社会标签在网页推荐中的应用

李慧倩; 夏粉; 曾大军; 王飞跃; 毛文吉

摘要: 实用价值和应用前景
社会标签系统作为Web2.0技术的典型应用，越来越受到来自用户、企业和研究者的重视。用户在社会标签系统中，用户可以用一个字或词来描述网页、图片或者视频，因此标签为网上的内容提供了更多的信息。另外，标签信息也能反应出用户的爱好。因此，无论是互联网行业还是研究者们都认为，标签在辅助网络资源共享、信息检索、知识发掘等应用领域具有潜在的重要价值。

创新点
近几年，标签数据的研究者们发现，网上很大比例的标签都是噪音、错误拼写和没有语义的符号等，而且不同的标签实际上是语义上相似或相同的词，从而降低了标签的可用性。基于以上问题，研究者们提出了标签数据应用中的技术难点：如何利用具有语义相似性的标签来帮助信息检索。

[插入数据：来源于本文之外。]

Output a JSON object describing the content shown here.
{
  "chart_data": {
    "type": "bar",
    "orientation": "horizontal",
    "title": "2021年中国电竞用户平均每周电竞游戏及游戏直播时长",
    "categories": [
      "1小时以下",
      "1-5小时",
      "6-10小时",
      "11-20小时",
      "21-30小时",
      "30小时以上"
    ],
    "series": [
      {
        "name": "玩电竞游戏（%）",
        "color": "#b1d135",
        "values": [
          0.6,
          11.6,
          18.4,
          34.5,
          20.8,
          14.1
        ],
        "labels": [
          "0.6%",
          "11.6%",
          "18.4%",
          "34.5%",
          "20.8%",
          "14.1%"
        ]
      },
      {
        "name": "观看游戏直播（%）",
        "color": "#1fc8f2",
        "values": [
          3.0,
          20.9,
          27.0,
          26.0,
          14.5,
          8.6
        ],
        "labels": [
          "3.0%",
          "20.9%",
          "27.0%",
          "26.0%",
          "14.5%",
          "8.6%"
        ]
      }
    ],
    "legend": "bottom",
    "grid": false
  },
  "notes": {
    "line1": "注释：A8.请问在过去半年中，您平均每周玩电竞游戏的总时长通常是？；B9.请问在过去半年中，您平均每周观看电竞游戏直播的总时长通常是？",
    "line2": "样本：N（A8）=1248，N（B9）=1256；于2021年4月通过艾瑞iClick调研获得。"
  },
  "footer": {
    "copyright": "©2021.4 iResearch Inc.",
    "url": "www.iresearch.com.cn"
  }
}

在本文中，我们基于已有的工作系统性地探讨了如何利用标签数据的语义特性和用户浏览行为改进推荐算法。我们从三个方面进行了探索：首先，我们讨论了如何对标签、用户和网页进行聚类，以建立其相似性和语义关系；其次，我们证明标签是否能够用来辅助信息检索，帮助用户定位到其感兴趣的产品；最后，我们讨论了用户在浏览网页寻找信息以及为资源打标签时的行为，及这些行为是如何在模型中被用来辅助推荐的。

实现方法
基于以上目标，我们提出了四个图模型。在模型中，用隐变量的方式为标签、用户和网页建立基于语义的聚类。模型可设定模型中变量，如用户、标签和网页，与类别之间的结构关系，从而模拟用户浏览网页和打标签的不同行为方式。我们基于以上模型，通过EM算法，估计了用户对其没有访问过的网页和标签的潜在兴趣，并将潜在兴趣最大的网页推荐给用户。通过对推荐准确度的分析，我们的模型可以对标签在推荐中的作用以及用户的真实浏览模式进行评估，从而合理精确地利用标签信息辅助用户信息获取。

结论及未来待解决的问题
通过在真实的数据上进行推荐，并与传统的协同过滤推荐方法进行比较，我们证明了标签系统在产品推荐中的有效性以及聚类的必要性，并通过模型间的比较论证了有效的用户浏览行为模型。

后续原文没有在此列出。